Non più di una cinquantina d’anni fa però la pensavamo molto diversamente quando, con la firma del Trattato di Roma nel 1957, si è sancita la nascita di quella cosa che sarebbe poi diventata l’Unione Europea. Al centro di quel trattato avevamo infatti messo l’agricoltura, e soprattutto la consapevolezza che se si volevano evitare devastanti carestie, che all’epoca non di rado affliggevano anche il vecchio continente, era necessario che i paesi si dessero politiche comuni e che queste, pragmaticamente, puntassero soprattutto a sostenere gli agricoltori e l’innovazione del settore. Non a caso l’art. 39 di quel trattato aveva le idee molto chiare su quel che doveva essere fatto:

ARTICOLO 39
1. Le finalità della politica agricola comune sono:
a) incrementare la produttività dell’agricoltura, sviluppando il progresso tecnico, assicurando lo sviluppo razionale della produzione agricola come pure un impiego migliore dei fattori di produzione, in particolare della mano d’opera,
b) assicurare cosi un tenore di vita equo alla popolazione agricola, grazie in particolare al miglioramento del reddito individuale di coloro che lavorano nell’agricoltura,
c) stabilizzare i mercati,
d) garantire la sicurezza degli approvvigionamenti,
e) assicurare prezzi ragionevoli nelle consegne ai consumatori.
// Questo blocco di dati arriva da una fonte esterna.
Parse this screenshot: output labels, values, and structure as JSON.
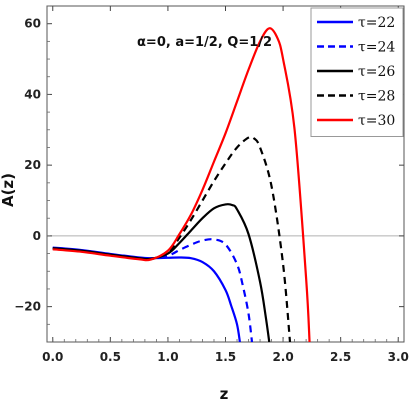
{
  "chart_data": {
    "type": "line",
    "title": "",
    "annotation": "α=0, a=1/2, Q=1/2",
    "xlabel": "z",
    "ylabel": "A(z)",
    "xlim": [
      -0.05,
      3.05
    ],
    "ylim": [
      -30,
      65
    ],
    "xticks": [
      0.0,
      0.5,
      1.0,
      1.5,
      2.0,
      2.5,
      3.0
    ],
    "xtick_labels": [
      "0.0",
      "0.5",
      "1.0",
      "1.5",
      "2.0",
      "2.5",
      "3.0"
    ],
    "yticks": [
      -20,
      0,
      20,
      40,
      60
    ],
    "ytick_labels": [
      "−20",
      "0",
      "20",
      "40",
      "60"
    ],
    "grid": false,
    "legend_position": "top-right",
    "zero_line": true,
    "series": [
      {
        "name": "τ=22",
        "color": "#0000ff",
        "dash": "solid",
        "x": [
          0.0,
          0.25,
          0.5,
          0.75,
          0.85,
          1.0,
          1.1,
          1.2,
          1.3,
          1.4,
          1.5,
          1.55,
          1.6,
          1.625
        ],
        "y": [
          -3.3,
          -4.0,
          -5.1,
          -6.1,
          -6.3,
          -6.2,
          -6.1,
          -6.3,
          -7.4,
          -10.0,
          -15.3,
          -19.8,
          -25.0,
          -30.0
        ]
      },
      {
        "name": "τ=24",
        "color": "#0000ff",
        "dash": "dashed",
        "x": [
          0.0,
          0.25,
          0.5,
          0.75,
          0.85,
          1.0,
          1.1,
          1.2,
          1.3,
          1.4,
          1.5,
          1.6,
          1.65,
          1.7,
          1.73
        ],
        "y": [
          -3.4,
          -4.1,
          -5.2,
          -6.2,
          -6.4,
          -5.6,
          -4.0,
          -2.5,
          -1.3,
          -1.0,
          -2.4,
          -8.0,
          -14.0,
          -22.0,
          -30.0
        ]
      },
      {
        "name": "τ=26",
        "color": "#000000",
        "dash": "solid",
        "x": [
          0.0,
          0.25,
          0.5,
          0.75,
          0.85,
          1.0,
          1.1,
          1.2,
          1.3,
          1.4,
          1.5,
          1.56,
          1.6,
          1.7,
          1.8,
          1.85,
          1.88
        ],
        "y": [
          -3.5,
          -4.2,
          -5.3,
          -6.3,
          -6.5,
          -5.0,
          -2.0,
          1.5,
          5.0,
          7.8,
          8.9,
          8.7,
          7.5,
          0.5,
          -13.0,
          -23.0,
          -30.0
        ]
      },
      {
        "name": "τ=28",
        "color": "#000000",
        "dash": "dashed",
        "x": [
          0.0,
          0.25,
          0.5,
          0.75,
          0.85,
          1.0,
          1.1,
          1.2,
          1.3,
          1.4,
          1.5,
          1.6,
          1.7,
          1.75,
          1.8,
          1.9,
          2.0,
          2.06
        ],
        "y": [
          -3.6,
          -4.3,
          -5.4,
          -6.4,
          -6.6,
          -4.8,
          -0.5,
          4.5,
          10.0,
          15.5,
          20.5,
          25.0,
          27.8,
          27.5,
          25.0,
          14.0,
          -8.0,
          -30.0
        ]
      },
      {
        "name": "τ=30",
        "color": "#ff0000",
        "dash": "solid",
        "x": [
          0.0,
          0.25,
          0.5,
          0.75,
          0.85,
          1.0,
          1.1,
          1.2,
          1.3,
          1.4,
          1.5,
          1.6,
          1.7,
          1.8,
          1.88,
          1.95,
          2.0,
          2.1,
          2.2,
          2.23
        ],
        "y": [
          -3.8,
          -4.5,
          -5.6,
          -6.6,
          -6.7,
          -4.2,
          0.5,
          6.0,
          13.0,
          21.0,
          29.0,
          38.0,
          47.0,
          55.0,
          58.7,
          56.0,
          50.0,
          30.0,
          -12.0,
          -30.0
        ]
      }
    ]
  }
}
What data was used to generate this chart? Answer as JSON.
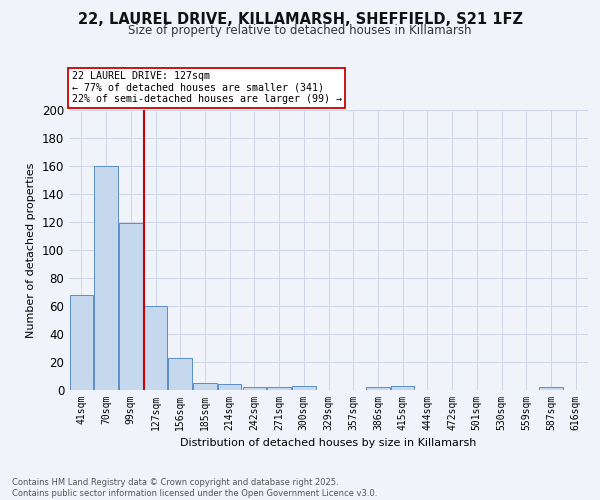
{
  "title_line1": "22, LAUREL DRIVE, KILLAMARSH, SHEFFIELD, S21 1FZ",
  "title_line2": "Size of property relative to detached houses in Killamarsh",
  "xlabel": "Distribution of detached houses by size in Killamarsh",
  "ylabel": "Number of detached properties",
  "categories": [
    "41sqm",
    "70sqm",
    "99sqm",
    "127sqm",
    "156sqm",
    "185sqm",
    "214sqm",
    "242sqm",
    "271sqm",
    "300sqm",
    "329sqm",
    "357sqm",
    "386sqm",
    "415sqm",
    "444sqm",
    "472sqm",
    "501sqm",
    "530sqm",
    "559sqm",
    "587sqm",
    "616sqm"
  ],
  "values": [
    68,
    160,
    119,
    60,
    23,
    5,
    4,
    2,
    2,
    3,
    0,
    0,
    2,
    3,
    0,
    0,
    0,
    0,
    0,
    2,
    0
  ],
  "bar_color": "#c5d8ed",
  "bar_edge_color": "#5b8fc9",
  "vline_color": "#cc0000",
  "annotation_text": "22 LAUREL DRIVE: 127sqm\n← 77% of detached houses are smaller (341)\n22% of semi-detached houses are larger (99) →",
  "annotation_box_color": "#ffffff",
  "annotation_box_edge": "#cc0000",
  "ylim": [
    0,
    200
  ],
  "yticks": [
    0,
    20,
    40,
    60,
    80,
    100,
    120,
    140,
    160,
    180,
    200
  ],
  "grid_color": "#cdd7e8",
  "footer_text": "Contains HM Land Registry data © Crown copyright and database right 2025.\nContains public sector information licensed under the Open Government Licence v3.0.",
  "bg_color": "#f0f4fa"
}
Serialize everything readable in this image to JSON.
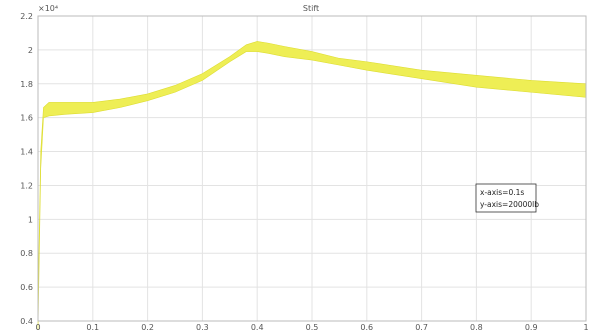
{
  "chart_data": {
    "type": "line",
    "title": "Stift",
    "exponent_label": "×10⁴",
    "xlim": [
      0,
      1
    ],
    "ylim": [
      0.4,
      2.2
    ],
    "x_ticks": [
      {
        "value": 0,
        "label": "0"
      },
      {
        "value": 0.1,
        "label": "0.1"
      },
      {
        "value": 0.2,
        "label": "0.2"
      },
      {
        "value": 0.3,
        "label": "0.3"
      },
      {
        "value": 0.4,
        "label": "0.4"
      },
      {
        "value": 0.5,
        "label": "0.5"
      },
      {
        "value": 0.6,
        "label": "0.6"
      },
      {
        "value": 0.7,
        "label": "0.7"
      },
      {
        "value": 0.8,
        "label": "0.8"
      },
      {
        "value": 0.9,
        "label": "0.9"
      },
      {
        "value": 1,
        "label": "1"
      }
    ],
    "y_ticks": [
      {
        "value": 0.4,
        "label": "0.4"
      },
      {
        "value": 0.6,
        "label": "0.6"
      },
      {
        "value": 0.8,
        "label": "0.8"
      },
      {
        "value": 1.0,
        "label": "1"
      },
      {
        "value": 1.2,
        "label": "1.2"
      },
      {
        "value": 1.4,
        "label": "1.4"
      },
      {
        "value": 1.6,
        "label": "1.6"
      },
      {
        "value": 1.8,
        "label": "1.8"
      },
      {
        "value": 2.0,
        "label": "2"
      },
      {
        "value": 2.2,
        "label": "2.2"
      }
    ],
    "grid": true,
    "series": [
      {
        "color": "#eeee55",
        "x": [
          0.0,
          0.005,
          0.01,
          0.02,
          0.05,
          0.1,
          0.15,
          0.2,
          0.25,
          0.3,
          0.35,
          0.38,
          0.4,
          0.42,
          0.45,
          0.5,
          0.55,
          0.6,
          0.7,
          0.8,
          0.9,
          1.0
        ],
        "upper": [
          0.5,
          1.4,
          1.66,
          1.69,
          1.69,
          1.69,
          1.71,
          1.74,
          1.79,
          1.86,
          1.96,
          2.03,
          2.05,
          2.04,
          2.02,
          1.99,
          1.95,
          1.93,
          1.88,
          1.85,
          1.82,
          1.8
        ],
        "lower": [
          0.35,
          1.3,
          1.6,
          1.61,
          1.62,
          1.63,
          1.66,
          1.7,
          1.75,
          1.82,
          1.93,
          1.99,
          1.99,
          1.98,
          1.96,
          1.94,
          1.91,
          1.88,
          1.83,
          1.78,
          1.75,
          1.72
        ]
      }
    ],
    "annotation": {
      "lines": [
        "x-axis=0.1s",
        "y-axis=20000lb"
      ]
    }
  }
}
Una unità e chiarezza di visione che in pochi anni ha permesso di garantire gliapprovvigionamenti alimentari del continente e di scongiurare il ripetersi di crisi alimentari.

Oggi questa necessità di sostenere l’innovazione agricola non pare più rientrare tra le priorità del sentire comune, anzi, l’utilizzo di sistemi intensivi (o anche solo moderni) di produzione agricola viene spesso percepito come “contro natura“. Qualosa da cui stare alla larga. EXPO evidenzia questo radicale cambio di prospettiva, che sposta il baricentro della discussione dal campo alla tavola, a partire proprio dal documento che ne cosituirà l’eredità più significativa: la Carta di Milano. Lo evidenziano soprattutto i padiglioni nazionali dove, se non in rarissimi casi (si veda ad esempio Israele o la Francia), di terra si parla poco e se ne vede ancora meno. Quando lo si fa, lo si fa inoltre con approssimazione e poca convinzione, privilegiando suggestioni (dai pomodori su Marte al basilico sul fondo del mare), realtà virtuali, e dando ampio spazio, più che al cibo, alla emo-gastronomia (non si assaggia in EXPO, si vive semmai l’emozione dell’assaggio). Senza disdegnare qua e là veri e propri strafalcioni.
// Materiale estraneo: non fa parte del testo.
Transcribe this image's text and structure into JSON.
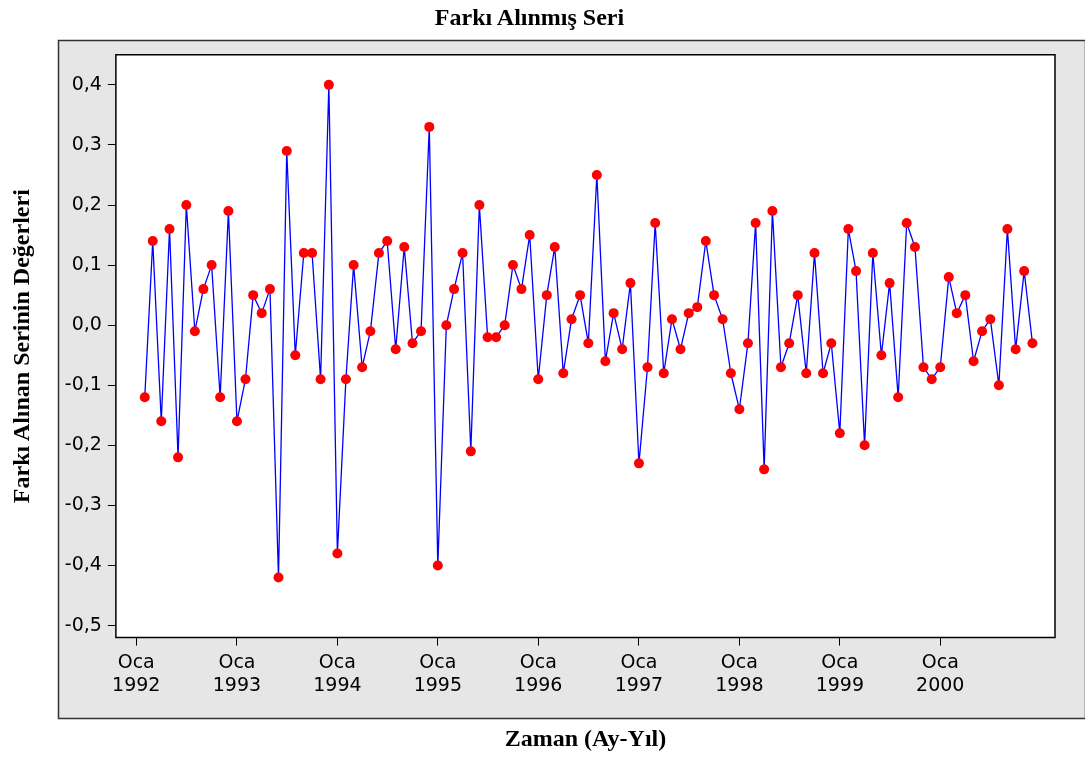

Eppure, nonostante dal Trattato di Roma sia trascorso più di mezzo secolo, e larivoluzione verde abbia permesso di raddoppiare (più che raddoppiare, in realtà) la produzione mondiale di cibo, l’agricoltura resta ancora la prima linea su cui si combatte la difficile e a volte impari lotta per la sicurezza alimentare planetaria. Un paio di esempi:

Ug99 è un nuovo ceppo fungino responsabile della ruggine nera, una malattia che devasta letteralmente il grano e che fino ad ora si riteneva sotto controllo. Comparso per la prima volta in Uganda nel 1999, può arrivare a “mangiarsi” anche il 70% del raccolto e il 90% di tutte le varietà oggi coltivate, incluse le nostre, sono sensibili al suo attacco. Che si fa?

Alcuni ricercatori italiani si sono chiesti cosa succederà alla nostra agricoltura quando la concentrazione di CO2 atmosferica, nel suo inarrestabile rally, raggiungerà nel 2050 le 580 ppm. I risultati dello studio fanno riflettere. Grazie all’aumento di anidride carbonica, i nostri grani da pasta produrranno infatti molto di più, il che è una buona notizia. La cattiva è che la pasta che ne ricaveremo non sarà però in grado di mantenere la cottura. Che si fa?

Nutrire il pianeta dovrà fare i conti con queste piccole e grandi sfide estremamente concrete, che non ammettono sconfitta se non a caro prezzo. In EXPO però sono invisibili coloro che si sono fatti e si dovranno fare carico di affrontarle: agricoltori e ricercatori. Non tanto nei seminari tecnici, che non mancano ma che i visitatori disertano, piuttosto nei meravigliosi padiglioni multimediali voluti e disegnati dai governi. E nessuno, lì, pare accorgersi della loro mancanza. Andateli a cercare.